"On dit parfois que quand personne ne respecte la loi, c'est qu'il faut changer la loi. Sauf que si tout le monde tue son prochain, on ne va pas pour autant
légaliser l'assassinat."
Énième trésor de logique implacable clouant le bec de la ménagère, de la part de notre Président dans son discours sur l'accord Olivennes (président du groupe Fnac...) en rapport au
téléchargement illégal.
On aurait pu espérer cette idée émise alors que la loi dadvsi voyait le jour, à savoir une redevance sur nos forfaits Internet, redistribuée en droits d'auteurs, cette dernière aurait au moins pris
en compte le monde tel qu'il est aujourd'hui, mettant fin aux nombreuses hypocrisies dans le domaine qu'est le dit "piratage" de musique et de films en ligne. Or, bien sûr, ce n'est pas avec notre
nouveau gouvernement qui, je le répète, a fait de la beauferie satisfaite une institution, que les choses seraient allées dans ce sens, en témoignent donc les futures mesures révélées par le
discours de Sarkozy contre le "far west"(sic) du peer-to-peer, et face auquel il en appelle donc à un Internet "civilisé" (re-sic) !
Bref, à l'heure où les vitesses de téléchargement haut-débit sont de plus en plus élevées, et où dans nos grandes surfaces tous les lecteurs DVDs sont désormais compatibles DivX et MP3*, la
législation à venir, elle, prévoit une "autorité publique", qui à l'américaine (l'assimilation continue), devra demander aux FAI (Fournisseur d'Accès Internet) d'envoyer des "mails d'avertissements
aux internautes qui font un mauvais usage de leur abonnement". On aimerait bien savoir comment les FAI repéreront de telles pratiques, si ce n'est en bafouant la vie privée de leurs clients (j'y
reviens)... Plus grotesquement autoritariste encore, "en cas de récidive", on pourra "suspendre temporairement l'accès à Internet", voire résilier l'abonnement (pas de bras, pas de chocolat !).
Pour avoir lu le dit rapport lui-même, on a là un truc tout à fait flicard, le texte contenant à peu prés, sur ses 43 pages, une bonne cinquantaine de fois le mot "filtrage" (des fichiers partagés,
des IPs...). Et à propos de la vie privée, il semblerait qu'on donnera plus de force à une certaine "autorité publique" donc (l'Autorité de régulation des mesures techniques de protection), qui
parce que publique aura la légitimité de l'impartialité, et pourrait en cela passer outre ce qui était de l'ordre du droit constitutionnel, et faire ce qui nécessite normalement un juge: soit
rapprocher vos "coordonnées numériques" (genre votre adresse IP je présume) de votre propre nom (c'est page 20 et 21), pour ensuite demander à votre FAI de vous sermonner comme il est donc
prévu.
Il ressort donc de tout ça une question plus qu'épineuse, et dépassant largement le problème du téléchargement, qu'est celle de l'adresse IP, celle-ci fixe ou non, attribuée automatiquement à
chacune de vos connexions, le rapport posant franchement la question de savoir si une telle adresse est "nominative" ou non (lire impérativement les deux copiés-collés du rapport ci-dessous)...

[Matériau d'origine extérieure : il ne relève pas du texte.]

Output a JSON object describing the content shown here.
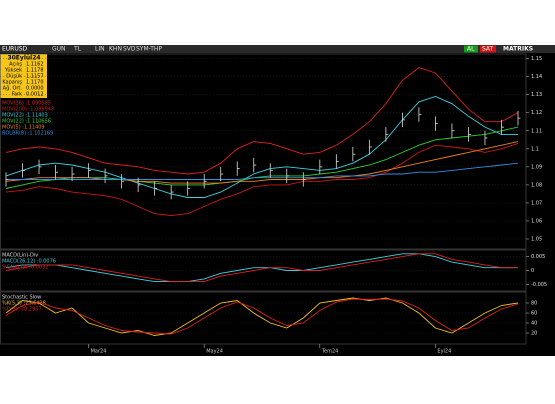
{
  "toolbar": {
    "symbol": "EURUSD",
    "items": [
      "GUN",
      "TL",
      "LIN",
      "KHN",
      "SVD",
      "SYM-THP"
    ],
    "buy": "AL",
    "sell": "SAT",
    "brand": "MATRIKS"
  },
  "info_box": {
    "date": "30Eylül24",
    "rows": [
      [
        "Açılış",
        "1.1162"
      ],
      [
        "Yüksek",
        "1.1178"
      ],
      [
        "Düşük",
        "1.1157"
      ],
      [
        "Kapanış",
        "1.1170"
      ],
      [
        "Ağ. Ort.",
        "0.0000"
      ],
      [
        "Fark",
        "0.0012"
      ]
    ]
  },
  "chart_data": [
    {
      "type": "hlc",
      "ylim": [
        1.045,
        1.152
      ],
      "yticks": [
        1.05,
        1.06,
        1.07,
        1.08,
        1.09,
        1.1,
        1.11,
        1.12,
        1.13,
        1.14,
        1.15
      ],
      "color": "#dddddd",
      "high": [
        1.087,
        1.092,
        1.094,
        1.091,
        1.09,
        1.092,
        1.089,
        1.086,
        1.084,
        1.082,
        1.08,
        1.082,
        1.086,
        1.09,
        1.093,
        1.095,
        1.092,
        1.089,
        1.087,
        1.094,
        1.097,
        1.101,
        1.105,
        1.112,
        1.12,
        1.123,
        1.118,
        1.114,
        1.112,
        1.11,
        1.116,
        1.121
      ],
      "low": [
        1.079,
        1.084,
        1.086,
        1.083,
        1.082,
        1.084,
        1.081,
        1.078,
        1.076,
        1.074,
        1.072,
        1.074,
        1.078,
        1.082,
        1.085,
        1.087,
        1.084,
        1.081,
        1.079,
        1.086,
        1.089,
        1.093,
        1.097,
        1.104,
        1.112,
        1.115,
        1.11,
        1.106,
        1.104,
        1.102,
        1.108,
        1.113
      ],
      "close": [
        1.083,
        1.088,
        1.09,
        1.087,
        1.086,
        1.088,
        1.085,
        1.082,
        1.08,
        1.078,
        1.076,
        1.078,
        1.082,
        1.086,
        1.089,
        1.091,
        1.088,
        1.085,
        1.083,
        1.09,
        1.093,
        1.097,
        1.101,
        1.108,
        1.116,
        1.119,
        1.114,
        1.11,
        1.108,
        1.106,
        1.112,
        1.117
      ],
      "series": [
        {
          "name": "MOV(36) :1.090585",
          "color": "#e02020",
          "values": [
            1.098,
            1.1,
            1.101,
            1.1,
            1.098,
            1.095,
            1.092,
            1.091,
            1.09,
            1.088,
            1.087,
            1.086,
            1.087,
            1.092,
            1.1,
            1.104,
            1.103,
            1.1,
            1.097,
            1.098,
            1.102,
            1.108,
            1.115,
            1.125,
            1.138,
            1.145,
            1.142,
            1.132,
            1.122,
            1.115,
            1.115,
            1.12
          ]
        },
        {
          "name": "MOV(200) :1.088948",
          "color": "#c81818",
          "values": [
            1.076,
            1.077,
            1.079,
            1.078,
            1.076,
            1.075,
            1.074,
            1.072,
            1.068,
            1.064,
            1.063,
            1.064,
            1.068,
            1.072,
            1.075,
            1.079,
            1.08,
            1.08,
            1.082,
            1.082,
            1.083,
            1.083,
            1.084,
            1.087,
            1.092,
            1.098,
            1.102,
            1.101,
            1.1,
            1.098,
            1.1,
            1.103
          ]
        },
        {
          "name": "MOV(22) :1.11403",
          "color": "#40d0e0",
          "values": [
            1.085,
            1.088,
            1.091,
            1.092,
            1.091,
            1.089,
            1.087,
            1.084,
            1.081,
            1.078,
            1.075,
            1.073,
            1.073,
            1.076,
            1.081,
            1.086,
            1.089,
            1.09,
            1.089,
            1.088,
            1.089,
            1.092,
            1.097,
            1.105,
            1.116,
            1.126,
            1.129,
            1.125,
            1.118,
            1.112,
            1.108,
            1.108
          ]
        },
        {
          "name": "MOV(22) :1.110656",
          "color": "#30d030",
          "values": [
            1.078,
            1.08,
            1.082,
            1.083,
            1.084,
            1.084,
            1.084,
            1.083,
            1.082,
            1.081,
            1.08,
            1.08,
            1.08,
            1.081,
            1.082,
            1.084,
            1.085,
            1.085,
            1.085,
            1.086,
            1.087,
            1.089,
            1.091,
            1.094,
            1.098,
            1.102,
            1.105,
            1.106,
            1.107,
            1.108,
            1.11,
            1.112
          ]
        },
        {
          "name": "MOV(5) :1.11409",
          "color": "#f08020",
          "values": [
            1.082,
            1.083,
            1.084,
            1.084,
            1.084,
            1.084,
            1.083,
            1.083,
            1.082,
            1.082,
            1.081,
            1.081,
            1.081,
            1.081,
            1.082,
            1.082,
            1.083,
            1.083,
            1.083,
            1.084,
            1.084,
            1.085,
            1.086,
            1.088,
            1.09,
            1.092,
            1.094,
            1.096,
            1.098,
            1.1,
            1.102,
            1.104
          ]
        },
        {
          "name": "BOLBR(8) :1.102169",
          "color": "#3090e0",
          "values": [
            1.083,
            1.083,
            1.083,
            1.083,
            1.083,
            1.083,
            1.083,
            1.083,
            1.083,
            1.083,
            1.083,
            1.083,
            1.083,
            1.083,
            1.083,
            1.084,
            1.084,
            1.084,
            1.084,
            1.084,
            1.085,
            1.085,
            1.085,
            1.086,
            1.086,
            1.087,
            1.087,
            1.088,
            1.089,
            1.09,
            1.091,
            1.092
          ]
        }
      ]
    },
    {
      "type": "line",
      "title": "MACD(Lin)-Div",
      "ylim": [
        -0.007,
        0.007
      ],
      "yticks": [
        -0.005,
        0,
        0.005
      ],
      "series": [
        {
          "name": "MACD(26,12) :0.0076",
          "color": "#40d0e0",
          "values": [
            0.001,
            0.002,
            0.002,
            0.002,
            0.001,
            0.0,
            -0.001,
            -0.002,
            -0.003,
            -0.004,
            -0.004,
            -0.004,
            -0.003,
            -0.001,
            0.0,
            0.001,
            0.001,
            0.0,
            0.0,
            0.001,
            0.002,
            0.003,
            0.004,
            0.005,
            0.006,
            0.006,
            0.005,
            0.003,
            0.002,
            0.001,
            0.001,
            0.001
          ]
        },
        {
          "name": "SIGNAL(9) :0.0032",
          "color": "#e02020",
          "values": [
            0.0,
            0.001,
            0.002,
            0.002,
            0.002,
            0.001,
            0.0,
            -0.001,
            -0.002,
            -0.003,
            -0.004,
            -0.004,
            -0.004,
            -0.002,
            -0.001,
            0.0,
            0.001,
            0.001,
            0.0,
            0.0,
            0.001,
            0.002,
            0.003,
            0.004,
            0.005,
            0.006,
            0.006,
            0.004,
            0.003,
            0.002,
            0.001,
            0.001
          ]
        }
      ]
    },
    {
      "type": "line",
      "title": "Stochastic Slow",
      "ylim": [
        0,
        100
      ],
      "yticks": [
        20,
        40,
        60,
        80
      ],
      "xticks": [
        {
          "value": 5,
          "label": "Mar24"
        },
        {
          "value": 12,
          "label": "May24"
        },
        {
          "value": 19,
          "label": "Tem24"
        },
        {
          "value": 26,
          "label": "Eyl24"
        }
      ],
      "series": [
        {
          "name": "%K(5,3) :73.6428",
          "color": "#f0c020",
          "values": [
            60,
            85,
            80,
            60,
            70,
            40,
            30,
            20,
            25,
            15,
            20,
            40,
            60,
            80,
            85,
            60,
            40,
            30,
            50,
            80,
            85,
            90,
            85,
            90,
            80,
            60,
            30,
            20,
            40,
            60,
            75,
            80
          ]
        },
        {
          "name": "%D(3) :70.2957",
          "color": "#e02020",
          "values": [
            55,
            75,
            82,
            70,
            65,
            50,
            35,
            25,
            22,
            20,
            18,
            30,
            50,
            70,
            82,
            70,
            50,
            35,
            40,
            65,
            82,
            88,
            87,
            88,
            84,
            70,
            45,
            25,
            30,
            50,
            68,
            78
          ]
        }
      ]
    }
  ]
}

S'il est finalement décidé que votre adresse IP, unique, parfois affichée lorsque vous postez un commentaire de-ci de-là, n'est pas de l'ordre de votre vie privée (le contraire de ce que posent et
le Conseil constitutionnel et la CNIL, évidement !), alors qu'est-ce qui empêcherait le pouvoir de vous ficher et de vous pister pour d'autres raisons ?... Est-ce là le début d'un Internet
"civilisé" comme l'appelle Sarkozy ? Ou plutôt les sous bassements d'un futur Internet enfin aussi docile que les médias plus visibles pour lesquels parfois le Président nomme lui-même les hauts
dirigeants (cf: le cas du journal Les Échos récemment) ?
*À cela notre président plein de bon sens me rétorquerait peut-être: " Oui mais c'est pas parce qu'on vend des armes qu'on va autoriser le meurtre !".